For me that is very different. Regarding conferences I wrote above, while at the same time I am working remotely for 15 years.

In remote work with zoom meetings for me (may be different in other jobs)

* Most meetings are in small groups/teams and more discussion, where the feedback problem works better than a conference talk for 100 people * I know most of the audience, thus know what this expected to present, where the audience got experience and which humor does (not) work * In many meetings I can keep it running on the side while doing some other work and only give attention to the parts relevant for me * and am not involved in all that office noise and all the related distractions, but focus on my actual work

My boss of course has to trust me I do my stuff instead of standing behind me.

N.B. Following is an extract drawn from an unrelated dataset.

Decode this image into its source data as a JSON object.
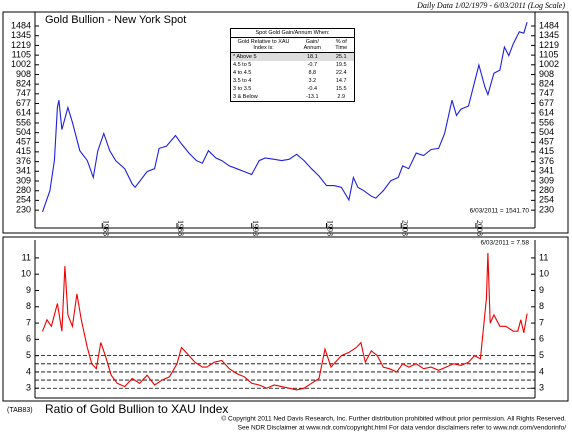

For larger milestones etc and socializing having in person meetings once in a while is important. But day to day remote massively reduces distractions and removes a lot of irrelevant stuff.

For some, a lot of their work is not doing "conference-style" activities (networking, meeting people, giving presentations, promoting to the public).

For others, perhaps it is, and your point would hold more water for them.

But surely you can see that yours is not a one-size-fits-all answer.

Man i wish work was just a big hang-out-and-chill conference! Talking and eating all day and watching endless presentations. But unfortunately some of us need to get actual work done.
If your job is to present on stage to a crowd 5 days a week, 9-5, sure. If not, don’t draw bad comparisons.
Conferences are fundamentally different from work though?
Even watching recordings of online-only conferences isn't interesting. You would think for a remote viewer it's the same, but it's not.
They're mostly not comparable. High-quality streaming keynotes (especially for conferences I couldn't otherwise justify attending) not-withstanding.

Two very different experiences, and the fact that a lot of conference presentations would probably be better at half the length also not withstanding, a bunch of YouTube videos may be fine for some but, as someone who has probably attended hundreds of conferences, they're really not the same.

During COVID, I resigned myself to attending and presenting at online conferences, but it was mostly a waste of time.

What do you talk about at conferences?
Mainly software architecture, inspirational developer stuff like cool personal projects, software team building and practices.